La crainte des représailles étant un frein à la déclaration, il faut envisager que les directeurs d’établissements aient un droit de substitution pour porter plainte à la place des victimes.
Mieux accompagner les victimes
L’accompagnement des victimes, lui, repose en priorité sur une information renforcée des dispositifs qui existent : les référents mis en place par l’Ordre, mais aussi les autres ressources à disposition, telles que les lignes d’écoute. Développer le système de référent en établissement, afin que les infirmier(ère)s puissent trouver des interlocuteurs bienveillants, constitue aussi une piste. À condition que ceux-ci n’aient pas de lien hiérarchique ou fonctionnel avec les victimes, a précisé la présidente de l'ONI. « La crainte des représailles étant un frein à la déclaration, il faut envisager que les directeurs d’établissements aient un droit de substitution pour porter plainte à la place des victimes », a-t-elle ajouté. Et pour les IDEL ? Une des solutions serait de transmettre la responsabilité de la continuité des soins aux Agences régionales de santé (ARS) afin qu’une infirmière qui aurait été victime de VSS chez un patient ne soit pas contrainte d’y retourner par ses obligations déontologiques.
Mieux repérer et sanctionner les auteurs
Vient enfin la nécessité de sanctionner les auteurs. Là, il s’agit notamment de réviser la circulaire de 2013, qui définit les relations entre le Parquet et les différents Ordres de santé, afin que l’information circule mieux entre eux. Les Ordres ont ainsi demandé que le Parquet les informe plus rapidement de ses démarches lorsque celles-ci concernent un auteur de VSS. L’objectif : mieux les repérer dans le cas d’une éventuelle inscription aux tableaux de ces Ordres ou, dans le cas où ce serait un soignant, pouvoir enclencher rapidement les procédures disciplinaires, les VSS étant interdites et condamnées par le code de déontologie. Il faut mener « un travail de changement de culture, d’éducation, d’acculturation de l’ensemble des professionnels de santé quelle que soit leur profession », a conclu Sylvaine Mazière-Tauran, martelant la nécessité pour l’ensemble des Ordres de s’emparer du sujet et d’y travailler conjointement.
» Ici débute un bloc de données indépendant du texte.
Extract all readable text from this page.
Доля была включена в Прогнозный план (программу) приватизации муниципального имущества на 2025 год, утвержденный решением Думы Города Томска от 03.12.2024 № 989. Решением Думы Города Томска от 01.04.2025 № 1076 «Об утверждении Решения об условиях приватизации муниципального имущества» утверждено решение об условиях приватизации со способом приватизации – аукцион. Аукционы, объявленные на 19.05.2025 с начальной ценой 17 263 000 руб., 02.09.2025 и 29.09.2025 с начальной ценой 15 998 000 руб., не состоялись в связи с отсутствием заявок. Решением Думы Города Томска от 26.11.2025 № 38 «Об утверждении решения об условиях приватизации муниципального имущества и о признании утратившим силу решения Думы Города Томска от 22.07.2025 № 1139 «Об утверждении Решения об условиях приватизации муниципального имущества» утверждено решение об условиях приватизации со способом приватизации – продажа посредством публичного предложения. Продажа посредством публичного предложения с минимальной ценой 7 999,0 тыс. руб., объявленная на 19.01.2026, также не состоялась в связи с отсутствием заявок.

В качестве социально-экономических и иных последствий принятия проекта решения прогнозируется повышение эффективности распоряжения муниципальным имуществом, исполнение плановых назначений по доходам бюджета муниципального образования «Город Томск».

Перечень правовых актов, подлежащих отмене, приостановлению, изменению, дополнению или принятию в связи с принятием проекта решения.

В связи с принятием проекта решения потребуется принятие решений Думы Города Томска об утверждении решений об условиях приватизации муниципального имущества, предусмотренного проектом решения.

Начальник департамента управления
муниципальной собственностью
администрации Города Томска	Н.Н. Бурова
- Former l’ensemble des professionnels de santé et personnels administratifs aux VSS dès la formation initiale, et intégrer la formation aux VSS dans les priorités de la formation continue ;
- Inclure un critère sur la politique de lutte contre les VSS dans les grilles de certification et d’évaluation externe des établissements sanitaires et médico-sociaux ;
- Mettre en place des systèmes de déclaration et d’accompagnement au plus près des professionnels, au sein des établissements mais également pour les libéraux ;
- Permettre le retrait des professionnels libéraux du domicile en cas de menaces ;
- Conclure les conventions police-justice-Ordre dans tous les territoires, pour permettre la mise en œuvre de systèmes d’alerte et la meilleure prise en compte de toute plainte ou signalement émanant d’un professionnel de santé.
*Celle-ci a été conduite du 13 au 29 septembre auprès des infirmiers inscrits au tableau de l’Ordre.